Lexical Tools

LVG Transformations (Flow Components)

In lvg, individual transformations are represented by flow components which are collected into flows. A flow may have one or more components. Each flow is serial application of each of its components; the output of each component in the flow is the input to the next component. Lvg allows single flows or multiple parallel flows.

In the new Java version of LVG, a new implementation design is used for transformation, LexItem, Category, Inflection, etc.. The implemented flow components are shown as in the table below. The Java Class Usage of flow components is also provided.
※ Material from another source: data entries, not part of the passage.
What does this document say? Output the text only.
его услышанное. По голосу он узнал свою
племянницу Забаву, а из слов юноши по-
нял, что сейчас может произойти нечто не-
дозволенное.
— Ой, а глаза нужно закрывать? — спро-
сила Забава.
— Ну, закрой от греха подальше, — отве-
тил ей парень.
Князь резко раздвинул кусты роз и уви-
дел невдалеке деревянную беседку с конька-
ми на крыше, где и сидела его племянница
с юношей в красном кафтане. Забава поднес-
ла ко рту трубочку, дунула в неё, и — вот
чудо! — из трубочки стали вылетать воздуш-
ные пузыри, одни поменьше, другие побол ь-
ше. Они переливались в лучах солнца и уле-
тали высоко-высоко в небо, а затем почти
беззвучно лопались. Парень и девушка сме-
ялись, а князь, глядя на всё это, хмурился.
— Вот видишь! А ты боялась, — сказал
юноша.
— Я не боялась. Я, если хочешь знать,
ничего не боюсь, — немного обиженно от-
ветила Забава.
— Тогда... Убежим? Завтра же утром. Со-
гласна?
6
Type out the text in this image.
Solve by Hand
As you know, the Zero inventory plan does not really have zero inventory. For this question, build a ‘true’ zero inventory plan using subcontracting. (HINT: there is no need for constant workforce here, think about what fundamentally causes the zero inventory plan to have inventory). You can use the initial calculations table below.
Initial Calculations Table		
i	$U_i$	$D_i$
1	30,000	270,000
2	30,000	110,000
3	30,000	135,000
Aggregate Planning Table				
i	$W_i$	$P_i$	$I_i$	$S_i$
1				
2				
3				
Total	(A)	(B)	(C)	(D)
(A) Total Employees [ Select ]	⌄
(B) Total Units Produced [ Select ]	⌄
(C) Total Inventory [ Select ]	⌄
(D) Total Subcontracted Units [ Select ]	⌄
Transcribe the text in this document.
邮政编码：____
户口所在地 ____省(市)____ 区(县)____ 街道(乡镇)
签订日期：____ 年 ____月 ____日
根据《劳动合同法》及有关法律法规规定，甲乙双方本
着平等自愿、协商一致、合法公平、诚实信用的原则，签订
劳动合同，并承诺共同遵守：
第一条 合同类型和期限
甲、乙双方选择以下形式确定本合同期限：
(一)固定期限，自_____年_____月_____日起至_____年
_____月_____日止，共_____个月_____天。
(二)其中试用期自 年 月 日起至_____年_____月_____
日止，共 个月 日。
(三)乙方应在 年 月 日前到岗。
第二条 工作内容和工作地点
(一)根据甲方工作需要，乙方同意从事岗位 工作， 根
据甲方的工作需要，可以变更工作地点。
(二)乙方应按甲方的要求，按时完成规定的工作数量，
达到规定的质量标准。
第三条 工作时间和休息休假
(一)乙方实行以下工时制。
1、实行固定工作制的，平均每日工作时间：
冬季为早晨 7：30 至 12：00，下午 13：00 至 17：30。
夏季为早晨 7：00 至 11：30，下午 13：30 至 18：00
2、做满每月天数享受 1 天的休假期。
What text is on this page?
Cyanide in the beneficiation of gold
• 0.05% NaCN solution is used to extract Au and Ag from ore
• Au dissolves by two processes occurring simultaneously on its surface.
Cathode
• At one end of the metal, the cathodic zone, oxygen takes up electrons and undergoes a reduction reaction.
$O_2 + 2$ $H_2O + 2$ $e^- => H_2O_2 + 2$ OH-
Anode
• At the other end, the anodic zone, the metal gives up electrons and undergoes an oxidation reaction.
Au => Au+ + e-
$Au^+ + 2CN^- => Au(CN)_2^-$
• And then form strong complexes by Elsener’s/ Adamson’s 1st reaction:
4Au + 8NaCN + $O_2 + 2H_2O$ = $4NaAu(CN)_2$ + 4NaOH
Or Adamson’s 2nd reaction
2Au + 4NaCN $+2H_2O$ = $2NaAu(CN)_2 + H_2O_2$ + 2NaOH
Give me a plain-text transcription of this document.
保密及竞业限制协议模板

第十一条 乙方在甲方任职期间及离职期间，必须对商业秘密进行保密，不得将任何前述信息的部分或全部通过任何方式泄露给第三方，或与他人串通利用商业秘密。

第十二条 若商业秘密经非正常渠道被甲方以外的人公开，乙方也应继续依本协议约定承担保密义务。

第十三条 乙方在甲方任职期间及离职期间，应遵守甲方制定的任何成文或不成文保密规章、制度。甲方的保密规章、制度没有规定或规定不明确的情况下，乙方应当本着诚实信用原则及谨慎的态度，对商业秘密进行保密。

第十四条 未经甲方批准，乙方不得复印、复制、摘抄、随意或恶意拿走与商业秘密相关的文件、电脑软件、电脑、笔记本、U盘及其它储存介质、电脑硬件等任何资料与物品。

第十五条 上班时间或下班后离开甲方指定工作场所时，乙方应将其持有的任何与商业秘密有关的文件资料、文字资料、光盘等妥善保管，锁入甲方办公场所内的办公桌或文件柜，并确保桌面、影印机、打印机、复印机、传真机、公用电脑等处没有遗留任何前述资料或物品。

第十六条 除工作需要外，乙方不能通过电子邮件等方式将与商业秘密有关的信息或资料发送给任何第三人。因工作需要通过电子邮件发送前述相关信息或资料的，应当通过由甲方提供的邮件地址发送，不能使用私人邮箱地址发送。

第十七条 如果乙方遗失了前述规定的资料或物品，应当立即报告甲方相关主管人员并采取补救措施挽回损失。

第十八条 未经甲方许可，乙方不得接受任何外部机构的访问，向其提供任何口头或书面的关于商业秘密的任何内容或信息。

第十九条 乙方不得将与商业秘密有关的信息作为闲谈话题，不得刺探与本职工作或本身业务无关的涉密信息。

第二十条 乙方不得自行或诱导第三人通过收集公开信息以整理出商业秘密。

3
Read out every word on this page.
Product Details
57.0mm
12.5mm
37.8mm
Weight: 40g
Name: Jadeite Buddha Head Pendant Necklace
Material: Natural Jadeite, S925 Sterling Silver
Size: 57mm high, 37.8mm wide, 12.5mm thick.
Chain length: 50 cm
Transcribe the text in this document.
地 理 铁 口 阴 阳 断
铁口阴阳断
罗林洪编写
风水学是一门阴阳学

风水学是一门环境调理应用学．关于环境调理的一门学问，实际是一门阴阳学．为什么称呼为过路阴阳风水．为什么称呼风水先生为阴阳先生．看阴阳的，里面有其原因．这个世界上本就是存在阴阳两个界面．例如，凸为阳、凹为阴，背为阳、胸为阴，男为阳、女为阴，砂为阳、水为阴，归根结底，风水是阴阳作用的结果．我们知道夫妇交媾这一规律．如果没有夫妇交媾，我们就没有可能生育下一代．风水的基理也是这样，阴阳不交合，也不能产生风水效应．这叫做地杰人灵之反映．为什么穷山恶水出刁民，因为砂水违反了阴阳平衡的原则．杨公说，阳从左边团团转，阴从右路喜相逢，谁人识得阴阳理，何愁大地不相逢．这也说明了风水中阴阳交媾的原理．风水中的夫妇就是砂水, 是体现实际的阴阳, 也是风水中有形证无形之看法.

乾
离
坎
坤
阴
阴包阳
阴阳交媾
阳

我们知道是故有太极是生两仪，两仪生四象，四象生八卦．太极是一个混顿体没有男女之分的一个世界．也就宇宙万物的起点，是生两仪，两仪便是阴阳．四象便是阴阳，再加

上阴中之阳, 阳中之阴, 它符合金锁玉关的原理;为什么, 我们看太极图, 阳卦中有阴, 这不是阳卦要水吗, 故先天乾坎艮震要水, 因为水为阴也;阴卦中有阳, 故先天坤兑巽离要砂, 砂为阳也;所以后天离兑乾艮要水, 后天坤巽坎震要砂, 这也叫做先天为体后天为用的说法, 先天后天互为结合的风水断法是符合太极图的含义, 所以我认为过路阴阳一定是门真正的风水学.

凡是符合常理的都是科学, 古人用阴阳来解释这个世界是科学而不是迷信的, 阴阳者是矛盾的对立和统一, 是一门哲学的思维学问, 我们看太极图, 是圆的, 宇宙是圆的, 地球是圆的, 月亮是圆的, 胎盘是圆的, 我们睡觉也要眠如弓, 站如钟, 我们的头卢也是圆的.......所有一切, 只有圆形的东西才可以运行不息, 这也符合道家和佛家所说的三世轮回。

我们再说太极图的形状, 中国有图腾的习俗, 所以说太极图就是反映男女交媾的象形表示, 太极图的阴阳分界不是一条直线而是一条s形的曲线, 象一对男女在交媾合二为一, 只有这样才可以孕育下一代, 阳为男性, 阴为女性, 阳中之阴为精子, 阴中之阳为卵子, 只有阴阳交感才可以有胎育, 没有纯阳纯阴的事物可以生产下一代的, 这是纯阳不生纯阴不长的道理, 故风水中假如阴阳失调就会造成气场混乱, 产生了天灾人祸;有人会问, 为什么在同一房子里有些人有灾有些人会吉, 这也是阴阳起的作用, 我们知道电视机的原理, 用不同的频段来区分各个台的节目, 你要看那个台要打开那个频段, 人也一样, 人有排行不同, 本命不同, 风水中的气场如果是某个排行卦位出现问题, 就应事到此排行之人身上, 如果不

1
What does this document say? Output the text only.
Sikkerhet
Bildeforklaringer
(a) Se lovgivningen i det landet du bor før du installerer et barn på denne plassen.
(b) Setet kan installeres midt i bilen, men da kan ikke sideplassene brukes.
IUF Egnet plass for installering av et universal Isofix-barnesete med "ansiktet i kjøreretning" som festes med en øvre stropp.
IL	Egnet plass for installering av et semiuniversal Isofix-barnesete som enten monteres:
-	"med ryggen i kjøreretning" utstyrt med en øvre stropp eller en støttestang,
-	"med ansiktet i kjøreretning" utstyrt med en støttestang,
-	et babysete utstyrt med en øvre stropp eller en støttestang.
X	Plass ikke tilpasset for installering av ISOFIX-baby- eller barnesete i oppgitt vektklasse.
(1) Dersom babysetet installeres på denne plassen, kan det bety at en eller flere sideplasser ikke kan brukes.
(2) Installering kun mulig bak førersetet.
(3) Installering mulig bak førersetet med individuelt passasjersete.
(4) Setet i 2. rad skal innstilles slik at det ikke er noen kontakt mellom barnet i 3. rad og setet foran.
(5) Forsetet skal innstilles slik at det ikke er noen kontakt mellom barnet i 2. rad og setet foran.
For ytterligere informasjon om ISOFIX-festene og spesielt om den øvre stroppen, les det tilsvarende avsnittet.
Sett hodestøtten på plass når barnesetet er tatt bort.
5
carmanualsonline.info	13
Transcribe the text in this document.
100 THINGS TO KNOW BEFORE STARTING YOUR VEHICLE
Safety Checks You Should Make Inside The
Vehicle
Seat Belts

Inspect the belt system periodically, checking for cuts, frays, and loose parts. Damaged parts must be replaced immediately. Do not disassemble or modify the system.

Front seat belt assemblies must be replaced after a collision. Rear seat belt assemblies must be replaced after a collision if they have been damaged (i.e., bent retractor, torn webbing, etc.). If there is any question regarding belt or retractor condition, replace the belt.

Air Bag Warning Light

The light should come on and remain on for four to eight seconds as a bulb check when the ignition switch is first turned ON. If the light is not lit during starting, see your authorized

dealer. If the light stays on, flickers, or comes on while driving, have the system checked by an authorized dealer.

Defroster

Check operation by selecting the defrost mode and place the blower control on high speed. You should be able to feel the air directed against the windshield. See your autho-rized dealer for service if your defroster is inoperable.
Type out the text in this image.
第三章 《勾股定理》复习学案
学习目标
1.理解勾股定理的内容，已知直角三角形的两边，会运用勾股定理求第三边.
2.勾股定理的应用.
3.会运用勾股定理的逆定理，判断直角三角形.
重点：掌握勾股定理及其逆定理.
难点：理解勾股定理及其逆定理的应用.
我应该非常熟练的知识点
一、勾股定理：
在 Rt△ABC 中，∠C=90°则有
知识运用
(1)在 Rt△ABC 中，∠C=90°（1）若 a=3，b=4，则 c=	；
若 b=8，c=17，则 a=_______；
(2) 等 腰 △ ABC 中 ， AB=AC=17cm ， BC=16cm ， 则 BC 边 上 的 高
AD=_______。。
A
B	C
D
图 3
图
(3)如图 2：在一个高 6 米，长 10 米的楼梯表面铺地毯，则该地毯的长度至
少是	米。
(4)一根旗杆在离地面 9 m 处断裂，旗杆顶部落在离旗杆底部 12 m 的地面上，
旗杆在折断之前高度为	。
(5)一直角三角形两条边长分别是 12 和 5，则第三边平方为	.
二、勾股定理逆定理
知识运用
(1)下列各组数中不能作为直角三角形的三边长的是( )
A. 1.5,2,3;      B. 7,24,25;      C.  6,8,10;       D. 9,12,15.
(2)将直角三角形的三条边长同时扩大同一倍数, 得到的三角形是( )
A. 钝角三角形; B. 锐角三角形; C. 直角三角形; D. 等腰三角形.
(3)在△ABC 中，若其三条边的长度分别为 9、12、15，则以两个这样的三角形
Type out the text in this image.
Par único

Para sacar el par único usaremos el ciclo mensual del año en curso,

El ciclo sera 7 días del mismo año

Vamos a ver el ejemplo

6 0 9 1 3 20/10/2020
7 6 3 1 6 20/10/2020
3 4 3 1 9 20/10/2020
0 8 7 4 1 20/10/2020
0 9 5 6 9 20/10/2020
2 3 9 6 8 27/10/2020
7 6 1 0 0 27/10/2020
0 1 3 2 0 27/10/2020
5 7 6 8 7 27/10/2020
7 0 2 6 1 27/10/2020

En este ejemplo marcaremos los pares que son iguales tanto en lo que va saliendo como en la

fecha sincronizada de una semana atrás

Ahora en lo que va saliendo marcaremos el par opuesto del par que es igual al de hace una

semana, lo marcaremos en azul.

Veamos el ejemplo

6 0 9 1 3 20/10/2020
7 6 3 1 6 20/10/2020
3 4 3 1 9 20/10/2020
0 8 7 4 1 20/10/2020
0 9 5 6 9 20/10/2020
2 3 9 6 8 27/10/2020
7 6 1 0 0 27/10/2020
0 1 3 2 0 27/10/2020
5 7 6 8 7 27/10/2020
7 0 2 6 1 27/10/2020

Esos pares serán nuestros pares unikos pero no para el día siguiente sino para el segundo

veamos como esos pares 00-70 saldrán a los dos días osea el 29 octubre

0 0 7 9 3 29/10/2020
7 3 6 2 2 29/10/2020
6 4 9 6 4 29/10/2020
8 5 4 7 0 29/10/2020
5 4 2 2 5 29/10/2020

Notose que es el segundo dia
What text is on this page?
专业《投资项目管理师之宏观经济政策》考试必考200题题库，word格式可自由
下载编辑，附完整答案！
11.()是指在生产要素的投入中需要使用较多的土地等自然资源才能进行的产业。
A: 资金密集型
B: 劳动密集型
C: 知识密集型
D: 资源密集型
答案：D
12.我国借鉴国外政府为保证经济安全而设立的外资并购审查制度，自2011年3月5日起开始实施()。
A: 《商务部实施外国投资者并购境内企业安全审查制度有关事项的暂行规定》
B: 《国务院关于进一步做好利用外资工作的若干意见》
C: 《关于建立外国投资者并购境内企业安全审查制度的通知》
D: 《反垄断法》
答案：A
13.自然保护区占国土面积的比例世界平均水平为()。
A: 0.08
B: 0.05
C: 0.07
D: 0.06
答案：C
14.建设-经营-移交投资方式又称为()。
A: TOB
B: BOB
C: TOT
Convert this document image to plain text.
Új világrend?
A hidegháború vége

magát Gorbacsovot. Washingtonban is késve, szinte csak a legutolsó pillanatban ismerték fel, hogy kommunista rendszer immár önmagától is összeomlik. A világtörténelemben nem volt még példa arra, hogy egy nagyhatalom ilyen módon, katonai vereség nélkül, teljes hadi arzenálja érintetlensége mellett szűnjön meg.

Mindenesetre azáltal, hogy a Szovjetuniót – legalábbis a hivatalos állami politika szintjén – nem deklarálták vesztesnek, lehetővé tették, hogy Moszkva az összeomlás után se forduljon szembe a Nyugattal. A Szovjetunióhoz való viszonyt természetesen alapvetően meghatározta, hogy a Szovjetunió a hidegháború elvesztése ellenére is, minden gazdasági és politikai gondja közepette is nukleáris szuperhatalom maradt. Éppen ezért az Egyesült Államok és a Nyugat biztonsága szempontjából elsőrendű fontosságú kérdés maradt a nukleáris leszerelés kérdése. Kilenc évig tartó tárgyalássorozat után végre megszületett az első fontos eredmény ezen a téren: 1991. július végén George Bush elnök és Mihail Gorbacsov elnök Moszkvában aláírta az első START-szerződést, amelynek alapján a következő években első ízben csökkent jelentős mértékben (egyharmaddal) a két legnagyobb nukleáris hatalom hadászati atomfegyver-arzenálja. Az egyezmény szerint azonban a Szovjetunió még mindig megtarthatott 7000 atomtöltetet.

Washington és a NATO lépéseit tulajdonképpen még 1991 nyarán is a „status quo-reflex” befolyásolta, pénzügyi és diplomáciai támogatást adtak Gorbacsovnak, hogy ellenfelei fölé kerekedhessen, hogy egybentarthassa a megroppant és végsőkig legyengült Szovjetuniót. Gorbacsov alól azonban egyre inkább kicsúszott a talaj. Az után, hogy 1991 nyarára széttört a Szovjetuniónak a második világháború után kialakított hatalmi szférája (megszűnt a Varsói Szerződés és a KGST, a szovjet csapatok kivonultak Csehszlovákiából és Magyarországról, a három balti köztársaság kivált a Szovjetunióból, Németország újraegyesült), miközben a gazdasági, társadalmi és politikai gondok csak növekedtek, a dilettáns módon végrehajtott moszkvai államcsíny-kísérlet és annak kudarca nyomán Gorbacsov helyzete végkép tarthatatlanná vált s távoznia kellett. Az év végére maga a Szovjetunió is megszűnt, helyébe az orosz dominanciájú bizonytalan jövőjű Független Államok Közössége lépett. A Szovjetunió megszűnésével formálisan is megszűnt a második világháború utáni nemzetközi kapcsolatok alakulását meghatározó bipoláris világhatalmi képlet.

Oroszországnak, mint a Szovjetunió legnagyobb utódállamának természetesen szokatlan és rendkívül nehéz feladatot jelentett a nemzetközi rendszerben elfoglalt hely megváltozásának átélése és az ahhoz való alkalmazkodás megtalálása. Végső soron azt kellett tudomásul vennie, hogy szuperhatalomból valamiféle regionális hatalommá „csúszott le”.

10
Flag in C	Flag in Java	Feature Description
0	0	Strip NEC and NOS
a	a	Return known acronym expansions
A	A	Return known acronyms
	An	Return possible mapping terms (approximate match) in Lexicon
b	b	Uninflect a term
B	B	Uninflect words in a term
	Bn	Normalized uninflect words in a term
c	c	Tokenize a term into "words"
c:a	ca	Tokenize, keep everything
c:h	ch	Tokenize without breaking hyphens
C	C	Canonicalize
	Ct	Retrieve the lexical name (base=, BAS) form
d	d	Generate derivational variants
d:N	dc~LONG	Generate derivational variants with specifying output categories
e	e	Generate known uninflected from spelling variants
E	E	Retrieve the unique EUI for a term
f	f	Filter output to contain only forms from lexicon
f:a	fa	Filter out acronyms and abbreviations from the output
f:p	fp	Filter out proper nouns from the output
g	g	Remove genitive
G	G	Generate all fruitful variants
	Ge	Generate fruitful variants, enhanced
	Gn	Generate known fruitful variants
i	i	Generate inflectional variants
i:N:N	ici~LONG+LONG	Generate inflectional variants with specifying output categories and output inflections
	is	Generate inflectional variants with simple inflections
l	l	Lowercase
L	L	Retrieve category and inflection for a term
L:n	Ln	Retrieve category and inflection from lexicon
L:p	Lp	Retrieve category and inflection for all terms that begin with the given word
m	m	Generate the Metaphone spelling normalized form
n	n	No operation
	nom	Retrieve nominalizations
N N:2	N	Normalize the input text in a non-canonical way (Norm)
N:3	N3	LuiNorm (canonical way normalization)
o	o	Replace punctuation with spaces
p	p	Strip punctuation
P	P	Strip punctuation, enhanced
q	q	Strip diacritics
	q0	Map Symbols & Punctuation to ASCII
	q1	Map Unicode to ASCII
	q2	Split Ligatures
	q3	Get Unicode names
	q4	Get Unicode base synonym
	q5	Normalize Unicode to ASCII
	q6	Normalize Unicode to ASCII with synonym Option
	q7	Unicode Core Norm
	q8	Strip or Map Unicode to ASCII
r	r	Generate synonyms, recursively
	rs	Remove plural patterns of (s), (es), and (ies)
R	R	Generate derivational variants, recursively
s	s	Generate known spelling variants
S	S	Syntactic uninvert
	Si	Map inflections into simple inflections
t	t	Strip stop words
T	T	Strip ambiguity tags
u	u	Uninvert the input phrase around commas
U	U	Convert the output of the Xerox Parc stochastic tagger into lvg style pipe delimited format
v	v	Retrieve fruitful variants from precomputed data
w	w	Sort words by order
wsN	ws~INT	Filter words by specified word size
y	y	Generate synonyms
z	z	Generate antonyms
zs	zs	Antonym substitutions